Sizlere sormak isterim. Allah elçisine tebliğ ettiği ayette, evlenecek bir insanın içimize sinecek, önce olgunluk ve ergenliğe ulaşması gerektiği tebliğini almış ise, sizce 6–7 yaşlarında kendisi evlenmiş olabilir mi? Bunu nasıl söyleriz ve nasıl düşünürüz. Evlenen bir kızın olgun ve ergin olması sözünden, evini çekip çevirecek, doğuracağı çocuğunu büyütüp, yetiştirecek bir durumda olmasını anlarız. Tüm bu gerçekler apaçık önümüzde duruyorken, bizler nasıl olurda Allah ın Resulü 6 yaşında Hz. Ayşe ile evlenmiştir deriz ve İslam dini bu yaşta evlenmeye izin veriyor deme cesaretini gösteririz, benim aklım almıyor. Aslında aklımızın almadığı, çok şeyi bizler din diye yaşıyoruz. Tüm bunların sorumlusu bizleriz. Çünkü Allah ın arı, duru dinini, batıl ve hurafelerle öyle karıştırdık ki, şimdide HAK hangisi BATIL hangisi şaşkın şaşkın, aranıp duruyoruz. Çünkü artık hakkın yerini batıl almış, bunu da Allah ın dini diye yaşıyoruz. Değerli din kardeşlerim, kendimize gelmenin zamanı geldi geçiyor.
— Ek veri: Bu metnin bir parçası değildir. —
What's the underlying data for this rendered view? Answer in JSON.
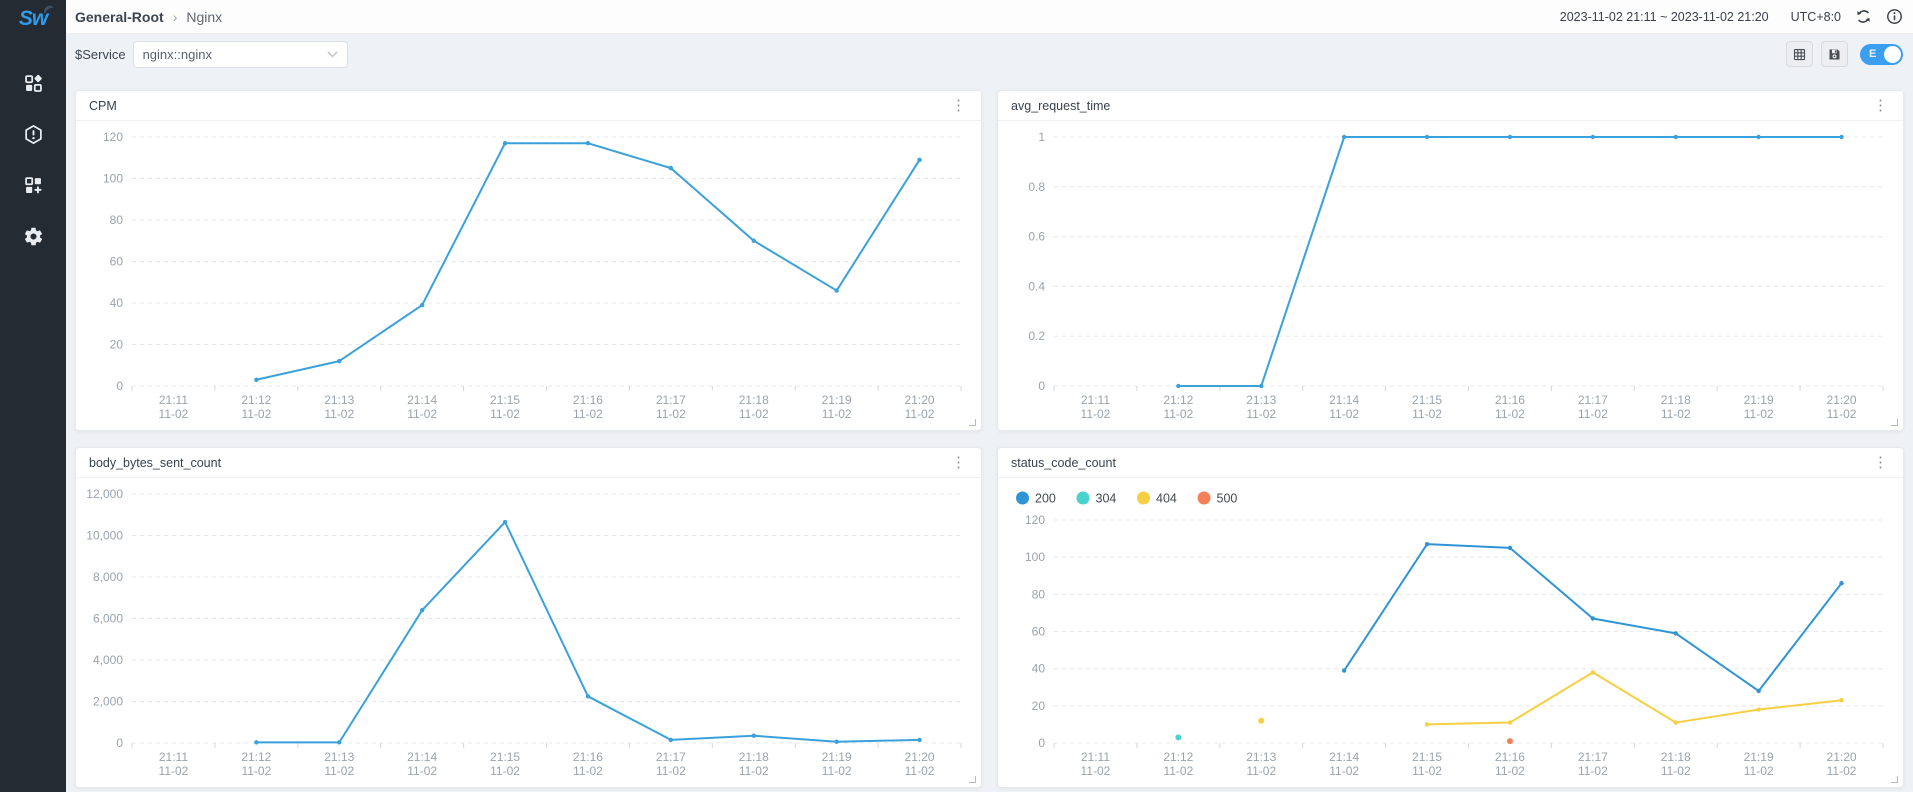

Mahşer günü O çetin gün, pişman olacakların safında olmak istemiyorsak, uyarıyı tekrar hatırlayalım.
 
Furkan: 28-29: Yazıklar olsun bana, keşke falanı dost edinmeseydim!  Andolsun, KUR’AN BANA GELDİKTEN SONRA, BENİ ONDAN O SAPTIRDI. Zaten şeytan insanı yardımcısız bırakıverir. (Diyanet meali)
 
Bu acı iftiraları Kur'an a ve Allah ın elçisine yapmak istemiyorsak batılı, sanıyı, hurafeyi değil, Kur’an ı rehber edinmeli ve yalnız Kur’an ın ipine sarılarak, Allah ın Kur'an da apaçık verdiği FETVALARA tabi olalım, yaratılmş beşerin fetvalarına asla Allah ın emri diye uymayalım.